Previous studies demonstrated that the purified endogenous inhibitor (NCX_IF) of the cardiac Na⁺/Ca²⁺ exchanger (NCX1) has the capacity to modulate cardiac muscle contractility. Here, we tested the effects of purified NCX_IF on arrhythmias induced by ouabain in the atria and ventricle strips of guinea pig. For the sake of comparison NCX_IF was compared to lidocaine and KB-R7943. In the ventricle strip, NCX_IF (∼ 10 U/ml) results in rapid, complete and stable inhibition of ouabain-induced arrhythmias (the inhibition of arrhythmia is not followed by revival of irregular contractions). Under similar experimental conditions the atria strips require somewhat higher doses of NCX_IF (25-50 U/ml) for complete suppression of arrhythmia. In the atria strip, NCX_IF (10-25 U/ml) increases the threshold dose (1 μM) of ouabain for arrhythmia onset 2.2 ± 0.5-fold (n = 5, p < 0.05) as well as prolongs the lag-phase for arrhythmia appearance 4.0 ± 0.5-fold (n = 5, p < 0.01). The lag period for arrhythmia onset was also lengthened (2.0 ± 0.4-fold) by NCX_IF in the ventricle strips (n = 6, p < 0.002). At low frequency of pacing (1 Hz), all three tested substances, lidocaine, KB-R7943, and NCX_IF can effectively suppress the ouabain-induced arrhythmia. However, at higher frequency (2 Hz), lidocaine is ineffective in suppressing arrhythmia, whereas KB-R7943 becomes pro-arrhythmic.
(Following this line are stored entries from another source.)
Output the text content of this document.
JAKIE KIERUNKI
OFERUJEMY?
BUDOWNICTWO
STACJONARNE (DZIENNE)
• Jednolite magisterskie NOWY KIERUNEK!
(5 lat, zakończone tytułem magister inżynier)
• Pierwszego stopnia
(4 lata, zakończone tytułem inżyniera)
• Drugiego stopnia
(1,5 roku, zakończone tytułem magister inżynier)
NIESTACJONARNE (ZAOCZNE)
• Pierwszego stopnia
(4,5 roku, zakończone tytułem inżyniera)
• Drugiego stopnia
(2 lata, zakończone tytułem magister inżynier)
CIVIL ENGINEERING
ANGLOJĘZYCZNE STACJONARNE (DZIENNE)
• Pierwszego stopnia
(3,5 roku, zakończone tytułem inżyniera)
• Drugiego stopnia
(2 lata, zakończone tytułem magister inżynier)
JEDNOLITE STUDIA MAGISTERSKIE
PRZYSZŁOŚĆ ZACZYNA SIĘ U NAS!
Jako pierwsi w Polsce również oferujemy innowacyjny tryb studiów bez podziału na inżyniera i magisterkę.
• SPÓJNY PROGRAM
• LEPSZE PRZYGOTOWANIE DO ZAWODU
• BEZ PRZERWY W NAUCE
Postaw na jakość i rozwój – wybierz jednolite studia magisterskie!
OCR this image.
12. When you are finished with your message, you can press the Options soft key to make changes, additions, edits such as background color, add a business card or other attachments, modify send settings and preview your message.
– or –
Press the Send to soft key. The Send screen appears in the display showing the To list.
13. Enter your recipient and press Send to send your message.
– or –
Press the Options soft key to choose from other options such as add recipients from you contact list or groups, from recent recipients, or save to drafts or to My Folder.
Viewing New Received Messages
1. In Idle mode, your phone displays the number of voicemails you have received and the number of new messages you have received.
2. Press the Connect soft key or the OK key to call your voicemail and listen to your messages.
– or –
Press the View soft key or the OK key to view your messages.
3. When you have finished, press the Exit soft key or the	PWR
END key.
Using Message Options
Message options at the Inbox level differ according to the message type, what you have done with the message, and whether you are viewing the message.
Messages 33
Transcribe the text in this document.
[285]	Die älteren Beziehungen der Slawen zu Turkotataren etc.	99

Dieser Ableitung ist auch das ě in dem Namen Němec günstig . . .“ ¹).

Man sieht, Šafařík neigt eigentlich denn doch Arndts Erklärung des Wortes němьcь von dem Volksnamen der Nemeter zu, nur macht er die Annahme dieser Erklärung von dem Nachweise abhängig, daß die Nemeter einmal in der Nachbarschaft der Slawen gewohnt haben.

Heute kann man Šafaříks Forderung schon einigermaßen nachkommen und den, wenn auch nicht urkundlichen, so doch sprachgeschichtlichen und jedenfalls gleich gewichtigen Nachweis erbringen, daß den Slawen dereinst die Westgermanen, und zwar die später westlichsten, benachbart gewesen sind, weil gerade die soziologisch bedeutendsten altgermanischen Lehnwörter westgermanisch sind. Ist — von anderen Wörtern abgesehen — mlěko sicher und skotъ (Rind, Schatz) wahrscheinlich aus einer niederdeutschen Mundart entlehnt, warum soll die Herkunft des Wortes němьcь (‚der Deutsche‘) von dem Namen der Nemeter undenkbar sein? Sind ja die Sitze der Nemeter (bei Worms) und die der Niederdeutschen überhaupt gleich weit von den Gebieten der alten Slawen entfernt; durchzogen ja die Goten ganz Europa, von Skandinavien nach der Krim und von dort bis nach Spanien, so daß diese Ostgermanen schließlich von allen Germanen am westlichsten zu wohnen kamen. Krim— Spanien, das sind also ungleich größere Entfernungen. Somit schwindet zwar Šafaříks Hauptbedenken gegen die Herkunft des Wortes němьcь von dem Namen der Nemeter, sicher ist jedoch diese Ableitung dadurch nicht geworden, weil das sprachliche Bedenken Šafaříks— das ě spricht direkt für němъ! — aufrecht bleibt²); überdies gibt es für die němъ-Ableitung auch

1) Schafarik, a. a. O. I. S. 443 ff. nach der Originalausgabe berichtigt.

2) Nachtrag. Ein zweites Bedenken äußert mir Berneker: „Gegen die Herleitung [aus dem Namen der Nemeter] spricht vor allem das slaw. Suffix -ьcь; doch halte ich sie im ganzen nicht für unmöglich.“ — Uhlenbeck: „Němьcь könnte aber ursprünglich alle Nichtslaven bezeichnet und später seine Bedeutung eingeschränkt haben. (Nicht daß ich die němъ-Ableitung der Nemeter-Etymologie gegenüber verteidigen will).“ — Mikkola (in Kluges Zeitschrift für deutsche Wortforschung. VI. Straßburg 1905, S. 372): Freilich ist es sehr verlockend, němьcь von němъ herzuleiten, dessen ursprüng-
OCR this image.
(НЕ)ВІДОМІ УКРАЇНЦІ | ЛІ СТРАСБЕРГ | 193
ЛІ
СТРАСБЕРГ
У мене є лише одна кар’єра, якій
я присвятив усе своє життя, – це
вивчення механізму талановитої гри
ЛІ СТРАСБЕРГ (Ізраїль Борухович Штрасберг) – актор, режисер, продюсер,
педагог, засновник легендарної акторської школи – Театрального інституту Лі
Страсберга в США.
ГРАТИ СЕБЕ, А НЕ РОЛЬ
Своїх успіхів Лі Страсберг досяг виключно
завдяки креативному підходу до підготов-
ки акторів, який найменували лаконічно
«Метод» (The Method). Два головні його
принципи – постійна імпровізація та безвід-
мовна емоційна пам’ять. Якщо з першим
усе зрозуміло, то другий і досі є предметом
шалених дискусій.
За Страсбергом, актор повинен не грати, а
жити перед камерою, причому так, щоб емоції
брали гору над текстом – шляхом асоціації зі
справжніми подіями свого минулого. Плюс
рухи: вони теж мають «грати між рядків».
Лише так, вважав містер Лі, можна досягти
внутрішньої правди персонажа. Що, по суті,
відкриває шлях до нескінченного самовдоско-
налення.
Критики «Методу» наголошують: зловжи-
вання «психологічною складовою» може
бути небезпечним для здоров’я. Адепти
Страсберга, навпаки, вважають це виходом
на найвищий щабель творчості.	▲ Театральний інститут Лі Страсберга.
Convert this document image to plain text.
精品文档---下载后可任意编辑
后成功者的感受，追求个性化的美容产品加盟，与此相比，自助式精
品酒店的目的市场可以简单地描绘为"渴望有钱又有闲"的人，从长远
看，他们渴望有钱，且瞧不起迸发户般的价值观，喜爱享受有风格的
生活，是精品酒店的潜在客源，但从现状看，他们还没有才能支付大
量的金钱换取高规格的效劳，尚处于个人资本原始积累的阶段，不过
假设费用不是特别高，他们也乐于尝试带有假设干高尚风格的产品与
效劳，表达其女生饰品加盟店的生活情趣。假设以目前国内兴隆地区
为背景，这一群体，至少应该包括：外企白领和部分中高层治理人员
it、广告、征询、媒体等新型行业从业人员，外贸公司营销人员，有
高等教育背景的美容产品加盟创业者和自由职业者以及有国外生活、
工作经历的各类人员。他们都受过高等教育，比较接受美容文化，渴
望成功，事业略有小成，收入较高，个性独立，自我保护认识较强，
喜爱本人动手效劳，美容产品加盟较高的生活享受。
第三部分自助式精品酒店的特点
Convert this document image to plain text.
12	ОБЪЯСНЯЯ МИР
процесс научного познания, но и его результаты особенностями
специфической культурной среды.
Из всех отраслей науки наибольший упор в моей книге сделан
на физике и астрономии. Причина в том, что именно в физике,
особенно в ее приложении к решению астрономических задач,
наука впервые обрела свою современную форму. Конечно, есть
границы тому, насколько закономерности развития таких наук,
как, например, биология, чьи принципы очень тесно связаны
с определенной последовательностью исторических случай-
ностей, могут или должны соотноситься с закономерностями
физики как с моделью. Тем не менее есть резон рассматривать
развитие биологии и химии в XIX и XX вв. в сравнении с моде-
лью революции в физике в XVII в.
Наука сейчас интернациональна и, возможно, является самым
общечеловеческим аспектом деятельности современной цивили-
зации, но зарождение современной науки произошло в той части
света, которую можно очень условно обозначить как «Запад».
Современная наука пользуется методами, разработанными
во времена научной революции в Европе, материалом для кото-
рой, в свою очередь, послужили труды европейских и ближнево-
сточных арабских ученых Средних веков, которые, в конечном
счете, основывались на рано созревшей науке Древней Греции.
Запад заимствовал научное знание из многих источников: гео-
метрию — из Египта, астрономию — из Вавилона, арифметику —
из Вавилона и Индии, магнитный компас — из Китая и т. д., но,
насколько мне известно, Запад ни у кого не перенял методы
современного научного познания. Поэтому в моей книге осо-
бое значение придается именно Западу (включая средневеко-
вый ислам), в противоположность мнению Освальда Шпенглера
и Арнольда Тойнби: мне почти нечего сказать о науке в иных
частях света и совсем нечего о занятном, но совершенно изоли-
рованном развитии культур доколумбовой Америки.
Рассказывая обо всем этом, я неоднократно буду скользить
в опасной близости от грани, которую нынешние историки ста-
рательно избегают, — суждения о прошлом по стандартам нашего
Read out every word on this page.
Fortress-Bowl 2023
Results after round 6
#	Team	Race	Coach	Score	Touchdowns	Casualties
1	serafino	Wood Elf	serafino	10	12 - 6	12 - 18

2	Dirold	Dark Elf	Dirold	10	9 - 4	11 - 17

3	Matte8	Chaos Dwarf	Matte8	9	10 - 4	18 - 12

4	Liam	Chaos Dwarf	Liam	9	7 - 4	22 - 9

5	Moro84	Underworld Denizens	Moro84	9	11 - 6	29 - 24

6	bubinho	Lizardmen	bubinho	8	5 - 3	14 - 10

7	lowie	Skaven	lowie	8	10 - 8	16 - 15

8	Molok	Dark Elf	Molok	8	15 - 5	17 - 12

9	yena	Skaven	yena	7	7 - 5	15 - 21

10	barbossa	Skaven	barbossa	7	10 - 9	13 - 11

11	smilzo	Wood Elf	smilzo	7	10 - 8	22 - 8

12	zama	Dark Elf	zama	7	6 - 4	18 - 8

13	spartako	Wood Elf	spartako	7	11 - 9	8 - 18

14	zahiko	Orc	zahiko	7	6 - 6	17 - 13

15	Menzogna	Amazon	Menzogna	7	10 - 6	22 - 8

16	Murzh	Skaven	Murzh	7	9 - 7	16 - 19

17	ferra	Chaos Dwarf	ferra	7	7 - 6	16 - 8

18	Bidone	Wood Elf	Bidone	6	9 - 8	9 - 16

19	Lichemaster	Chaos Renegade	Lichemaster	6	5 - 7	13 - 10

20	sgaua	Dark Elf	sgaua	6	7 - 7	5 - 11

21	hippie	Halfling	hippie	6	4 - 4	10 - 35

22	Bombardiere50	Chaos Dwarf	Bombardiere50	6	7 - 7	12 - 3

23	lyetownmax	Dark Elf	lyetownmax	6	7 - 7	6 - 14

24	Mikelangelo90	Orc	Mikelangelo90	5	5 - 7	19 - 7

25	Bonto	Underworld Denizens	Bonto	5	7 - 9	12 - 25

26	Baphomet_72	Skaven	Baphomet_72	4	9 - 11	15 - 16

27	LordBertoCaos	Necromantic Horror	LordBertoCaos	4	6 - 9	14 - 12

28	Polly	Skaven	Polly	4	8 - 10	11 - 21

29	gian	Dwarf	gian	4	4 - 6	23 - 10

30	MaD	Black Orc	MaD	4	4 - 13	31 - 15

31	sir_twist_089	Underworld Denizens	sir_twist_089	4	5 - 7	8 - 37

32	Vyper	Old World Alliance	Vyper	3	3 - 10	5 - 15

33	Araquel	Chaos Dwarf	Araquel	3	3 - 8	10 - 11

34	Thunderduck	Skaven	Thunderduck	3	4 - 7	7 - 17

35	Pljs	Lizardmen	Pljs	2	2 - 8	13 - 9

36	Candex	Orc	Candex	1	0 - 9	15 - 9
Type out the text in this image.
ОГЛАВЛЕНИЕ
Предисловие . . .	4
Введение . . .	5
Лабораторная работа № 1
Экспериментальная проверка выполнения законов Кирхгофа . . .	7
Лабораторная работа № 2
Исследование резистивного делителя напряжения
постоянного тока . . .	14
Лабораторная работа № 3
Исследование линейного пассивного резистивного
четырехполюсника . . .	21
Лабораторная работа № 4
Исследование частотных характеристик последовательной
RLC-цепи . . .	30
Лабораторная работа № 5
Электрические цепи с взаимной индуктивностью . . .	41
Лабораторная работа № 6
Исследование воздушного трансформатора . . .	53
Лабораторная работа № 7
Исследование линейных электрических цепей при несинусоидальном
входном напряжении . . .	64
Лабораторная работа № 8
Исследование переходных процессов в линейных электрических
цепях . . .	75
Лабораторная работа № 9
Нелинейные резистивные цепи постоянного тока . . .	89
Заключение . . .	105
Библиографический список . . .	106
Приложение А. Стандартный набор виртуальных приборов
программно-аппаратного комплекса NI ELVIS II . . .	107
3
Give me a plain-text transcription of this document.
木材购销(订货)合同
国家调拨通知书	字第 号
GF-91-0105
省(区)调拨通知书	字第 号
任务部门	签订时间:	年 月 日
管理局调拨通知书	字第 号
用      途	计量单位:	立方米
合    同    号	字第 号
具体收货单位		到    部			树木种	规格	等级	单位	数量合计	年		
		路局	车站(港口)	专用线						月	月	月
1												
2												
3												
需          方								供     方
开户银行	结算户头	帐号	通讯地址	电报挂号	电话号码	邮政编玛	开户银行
In contrast to reference drugs, NCX_IF retains its anti-arrhythmic capacity at high frequencies, either in the atria (n = 6, p < 0.01) or ventricle (n = 5, p < 0.05) strips. In conclusion, NCX_IF results in rapid, effective and stable suppression of arrhythmia both in the atria and ventricle preparations under conditions at which the reference drugs become ineffective.